Report: Airbus ‘Manipulated’ Rudder Numbers

By Howard Schwach

  • A highly-respected German news magazine reported this week that evidence exists that may prove that Airbus Industries, which is headquartered in Hamburg, “manipulated” the engineering test numbers relating to the rudders of its A300-600 aircraft, the same type of jet airliner that flew as American Airlines Flight 587, which crashed into Belle Harbor on November 12, 2001.
  • Der Spiegel, in a published article, said that lawyers for the families of the victims who died in the crash will confront Airbus in Federal District Court on September 15 with a reputed internal company memo that shows that engineers at Airbus manipulated tests of its rudder, tests that were designed to see whether the rudder could handle high loads.

    “The lawyers have evidence that calculations for the ill-fated machine’s discontinued vertical fin were apparently falsified during the manufacture of the A300-600 line,” the article said. “The lawyers for the victim’s families plan to confront Airbus with serious accusations when the damage suit on behalf of the victims of Flight 587 is reinstituted on September 15.”

    According to the magazine, which is often likened to “Time” magazine in the United States, the “Numbers for the potential for immense levels of impact were supposedly manipulated and reduced – probably, according to a report by the lawyers, in order to prevent the tail fin from having to be strengthened.”

    The rudder on American Airlines Flight 587 fell off into Jamaica Bay shortly after takeoff from Runway 31 Left, causing a crash that killed 260 people on the plane and five on the ground.

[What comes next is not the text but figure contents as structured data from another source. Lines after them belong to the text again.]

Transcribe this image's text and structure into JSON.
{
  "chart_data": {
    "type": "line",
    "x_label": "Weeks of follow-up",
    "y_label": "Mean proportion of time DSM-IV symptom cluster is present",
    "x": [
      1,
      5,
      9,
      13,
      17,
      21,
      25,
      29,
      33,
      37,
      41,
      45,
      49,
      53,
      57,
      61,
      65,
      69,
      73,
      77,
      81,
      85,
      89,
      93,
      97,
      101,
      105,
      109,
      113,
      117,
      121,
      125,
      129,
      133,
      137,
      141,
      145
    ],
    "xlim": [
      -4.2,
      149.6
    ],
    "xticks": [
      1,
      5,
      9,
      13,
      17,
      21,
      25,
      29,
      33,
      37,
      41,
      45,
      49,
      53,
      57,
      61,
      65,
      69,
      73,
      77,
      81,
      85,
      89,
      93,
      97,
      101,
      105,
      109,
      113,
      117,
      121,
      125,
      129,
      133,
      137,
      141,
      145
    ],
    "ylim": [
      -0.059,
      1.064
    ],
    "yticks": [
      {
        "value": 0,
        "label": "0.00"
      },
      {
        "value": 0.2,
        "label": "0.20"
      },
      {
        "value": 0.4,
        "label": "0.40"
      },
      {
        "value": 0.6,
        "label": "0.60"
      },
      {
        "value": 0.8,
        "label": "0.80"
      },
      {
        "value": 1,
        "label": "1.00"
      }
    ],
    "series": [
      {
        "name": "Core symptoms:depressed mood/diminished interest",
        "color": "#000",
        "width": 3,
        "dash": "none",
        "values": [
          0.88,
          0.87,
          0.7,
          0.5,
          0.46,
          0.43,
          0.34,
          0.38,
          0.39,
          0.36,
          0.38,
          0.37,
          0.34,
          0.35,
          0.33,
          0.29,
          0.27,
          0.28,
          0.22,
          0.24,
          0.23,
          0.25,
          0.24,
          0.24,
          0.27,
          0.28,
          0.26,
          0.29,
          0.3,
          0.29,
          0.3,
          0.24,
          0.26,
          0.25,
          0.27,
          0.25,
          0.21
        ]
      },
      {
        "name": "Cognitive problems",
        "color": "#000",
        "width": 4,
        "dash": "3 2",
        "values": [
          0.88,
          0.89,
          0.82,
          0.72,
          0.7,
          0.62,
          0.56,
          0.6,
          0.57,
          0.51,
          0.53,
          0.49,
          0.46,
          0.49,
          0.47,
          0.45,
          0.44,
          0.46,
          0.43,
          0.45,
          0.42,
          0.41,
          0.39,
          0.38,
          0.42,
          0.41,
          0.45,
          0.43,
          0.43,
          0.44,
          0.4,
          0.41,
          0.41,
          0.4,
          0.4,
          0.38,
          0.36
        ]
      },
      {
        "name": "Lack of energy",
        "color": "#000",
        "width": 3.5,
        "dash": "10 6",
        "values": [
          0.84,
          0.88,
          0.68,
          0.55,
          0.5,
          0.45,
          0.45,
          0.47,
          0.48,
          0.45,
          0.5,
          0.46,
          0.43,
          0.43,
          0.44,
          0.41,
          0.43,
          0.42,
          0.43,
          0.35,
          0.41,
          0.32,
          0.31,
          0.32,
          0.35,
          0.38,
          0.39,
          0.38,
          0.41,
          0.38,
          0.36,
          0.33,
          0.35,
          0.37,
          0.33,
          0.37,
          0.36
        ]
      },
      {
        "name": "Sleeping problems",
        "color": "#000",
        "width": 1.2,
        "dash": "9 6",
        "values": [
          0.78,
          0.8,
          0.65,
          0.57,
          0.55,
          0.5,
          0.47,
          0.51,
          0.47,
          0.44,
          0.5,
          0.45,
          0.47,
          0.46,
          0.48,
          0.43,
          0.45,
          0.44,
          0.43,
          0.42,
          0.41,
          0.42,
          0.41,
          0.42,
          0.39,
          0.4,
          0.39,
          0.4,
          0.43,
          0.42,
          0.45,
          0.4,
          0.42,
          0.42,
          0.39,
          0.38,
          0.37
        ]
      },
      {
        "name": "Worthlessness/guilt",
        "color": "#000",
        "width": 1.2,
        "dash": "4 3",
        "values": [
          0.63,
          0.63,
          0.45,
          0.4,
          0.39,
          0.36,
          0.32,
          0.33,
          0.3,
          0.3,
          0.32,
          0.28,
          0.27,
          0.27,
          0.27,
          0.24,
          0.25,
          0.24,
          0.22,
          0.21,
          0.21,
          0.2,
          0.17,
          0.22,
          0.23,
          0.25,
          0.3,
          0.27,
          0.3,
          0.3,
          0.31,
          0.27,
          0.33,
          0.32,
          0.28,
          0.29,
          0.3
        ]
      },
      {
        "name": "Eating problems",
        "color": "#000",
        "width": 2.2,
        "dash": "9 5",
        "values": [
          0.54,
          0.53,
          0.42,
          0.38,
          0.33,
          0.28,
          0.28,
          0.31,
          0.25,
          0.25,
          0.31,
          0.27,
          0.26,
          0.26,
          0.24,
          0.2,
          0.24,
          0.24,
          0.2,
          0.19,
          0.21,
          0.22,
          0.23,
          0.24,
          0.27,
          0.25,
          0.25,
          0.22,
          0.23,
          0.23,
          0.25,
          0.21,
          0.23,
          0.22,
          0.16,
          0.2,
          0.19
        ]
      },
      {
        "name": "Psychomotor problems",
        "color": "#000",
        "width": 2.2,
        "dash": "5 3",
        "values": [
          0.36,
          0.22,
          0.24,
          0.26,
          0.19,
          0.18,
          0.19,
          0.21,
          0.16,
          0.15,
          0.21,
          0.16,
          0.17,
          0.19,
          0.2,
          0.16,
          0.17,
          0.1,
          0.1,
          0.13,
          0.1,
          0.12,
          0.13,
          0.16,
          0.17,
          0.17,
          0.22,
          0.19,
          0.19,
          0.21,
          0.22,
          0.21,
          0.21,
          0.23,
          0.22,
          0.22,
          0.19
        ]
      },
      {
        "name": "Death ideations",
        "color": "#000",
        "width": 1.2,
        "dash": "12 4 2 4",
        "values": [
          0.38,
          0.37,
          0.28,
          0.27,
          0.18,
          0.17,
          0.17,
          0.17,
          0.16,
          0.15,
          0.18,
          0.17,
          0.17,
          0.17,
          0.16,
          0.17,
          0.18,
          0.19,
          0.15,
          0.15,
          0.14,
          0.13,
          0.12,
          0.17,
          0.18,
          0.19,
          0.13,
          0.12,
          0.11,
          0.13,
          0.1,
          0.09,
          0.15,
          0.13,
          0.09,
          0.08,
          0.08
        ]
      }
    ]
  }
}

    The National Transportation Safety Board (NTSB) has said that the plane experienced wake turbulence from a Japan Airlines 757 shortly after takeoff, placing high loads on the rudder.

    While the NTSB has yet to issue its final report on the crash nearly three years after the event, all of its interim reports point to the belief that the wake turbulence event caused Sten Molin, the First Officer who was flying the plane, to overstress the rudder.

    Airbus has blamed the first officer’s actions on a faulty training program designed by American Airlines, while American has focused on the design of the aircraft, its use of composite materials in the tail and its rudder control system.

    The Der Speigel article, written by Ulrich Jaegar, a reporter who has covered aviation issues for 23 years, says that engineers at the Airbus testing center “cooked” the numbers to insure that the plane would meet aviation standards.

    Jaegar told The Wave in an exclusive interview that “If this happened, it was not done by minor people, but by certified and highly-trained people in the engineering department.”

    “They knew what they were doing,” Jaegar said.

    He said that the American law firm, Kreindler and Kreindler, the company that leads the committee of lawyers representing the families of the victims, has the document and plans to use it to confront the company when the case resumes in the Manhattan Federal Courtroom of Judge Robert Sweet on September 15.

    The hundreds of pending cases generated by the crash, handled by more than 100 lawyers, have been consolidated under Judge Sweet in the Southern District for New York court.

    The lawyers have formed an executive committee for the plaintiffs, a committee chaired by Kreindler and Kreindler.

    Sweet had ended the discovery process in the case late last year when both American Airlines and Airbus Industries entered into a “funding agreement” that called for each of the companies to share in the payouts to those who were impacted by the crash.

    The Wave has learned that while more than 70 percent of the families have accepted the payouts by the Airbus and American Airlines, there are a number who are holding out because they believe that they only way they will find the cause of the crash is by allowing the discovery process to be reinstated by Sweet.

    Jaegar, however, says that the counsel plans to ask the judge to reopen the disclosure process in light of the Airbus memo.

    “That would force Airbus to deliver to the court every paper that it has relating to the calculations on the tail stress,” Jaegar says. “That would be a high-risk procedure for them, but they would have to do it.”

    Jaegar would only say that he got the memo from a “highly trustworthy person” in Europe who was an acquaintance of his from other airline stories.

    Clay McConnell, the company’s Vice President of Corporate Communication, told The Wave that he did “not want to dignify the report with a comment.”

    He did say, however, “There probably has never been a component on a plane in the history of aviation that was tested more often than the tail of American Airlines Flight 587.”

    “If the NTSB had any reason, after three years, for believing that something had to be done to the tails of Airbus A300-600 aircraft, it would have done so by now.”

    He added, “the tail on the accident aircraft broke exactly where our testing showed that it would have broken under the stress that it faced.”

    The Der Speigel article, however, says, “According to Airbus, the accusations are merely the result of a rumor spread by an employee. The fin was inspected in detail, and ‘no problems were detected.’”

    According to aviation experts, should the charges against Airbus be true, the corporation is threatened not only with sanctions, but also with a criminal suit.

    The Der Speigel story says that the Federal Bureau of Investigation (FBI) has the information and is pursing an investigation of its own, although The Wave could not corroborate that at press time.